Your healthcare dollar

Where does all the money go in U.S. healthcare? Since 1985, costs have increased at double-digit percentages annually, yet doctors today earn only about one fourth what they did then, per hour, inflation-adjusted.

So where does the money go? Public company net profits tell an interesting story.

Big health insurance companies, often a bogeyman in these discussions, are actually not hugely profitable, earning a respectable but unexciting 10% on sales.

By contrast, nearly all major drug companies earn more than 25% on sales — almost unheard of among companies with over $10 billion in sales. 25% net margins are more appropos to small niche operations, such as a mugging or petty theft.

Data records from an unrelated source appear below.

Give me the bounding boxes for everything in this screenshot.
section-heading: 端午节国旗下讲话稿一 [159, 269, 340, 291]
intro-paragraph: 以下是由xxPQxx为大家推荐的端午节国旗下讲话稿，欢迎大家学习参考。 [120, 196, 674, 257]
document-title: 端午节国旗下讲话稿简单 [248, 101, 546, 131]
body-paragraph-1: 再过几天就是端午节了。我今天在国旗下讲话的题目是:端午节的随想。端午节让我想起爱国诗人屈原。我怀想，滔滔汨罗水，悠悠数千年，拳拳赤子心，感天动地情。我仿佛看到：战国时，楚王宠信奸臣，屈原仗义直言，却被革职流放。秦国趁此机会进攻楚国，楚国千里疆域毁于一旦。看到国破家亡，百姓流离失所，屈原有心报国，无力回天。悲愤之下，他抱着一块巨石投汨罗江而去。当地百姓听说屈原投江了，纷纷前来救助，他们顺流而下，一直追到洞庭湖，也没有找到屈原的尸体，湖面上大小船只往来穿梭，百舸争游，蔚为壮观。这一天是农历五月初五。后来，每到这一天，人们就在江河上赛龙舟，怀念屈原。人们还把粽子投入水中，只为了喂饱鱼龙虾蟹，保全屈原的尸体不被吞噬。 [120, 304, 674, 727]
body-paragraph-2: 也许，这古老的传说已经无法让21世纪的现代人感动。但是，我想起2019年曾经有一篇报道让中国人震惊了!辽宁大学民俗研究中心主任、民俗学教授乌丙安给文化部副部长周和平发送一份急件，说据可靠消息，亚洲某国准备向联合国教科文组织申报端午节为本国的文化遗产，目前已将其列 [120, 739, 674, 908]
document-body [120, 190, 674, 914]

So are drug companies the perps? Well, not lately. Their profits have been falling dramatically for the past five years, and sales are pretty flat. Over the same period, health insurers have grown enormously, though they remain relatively unprofitable.

(As an aside, health insurers are probably worth a look for investors, because their rapid growth doesn’t seem to be priced into their stock in all cases.)

The implication is that until about 2001, drug companies were shaking people upside down to make the coins fall out. Then they stopped. (OK, what really happened is that they had high profit margins due to patent exclusivity, but then those patents began expiring.) Around the same time, insurers started taking more of the pie. But they didn’t keep much of it as profit, instead paying most of it through to employees and suppliers.

What suppliers, though? Not drug companies. Not doctors. So we must ask again: where it it all going?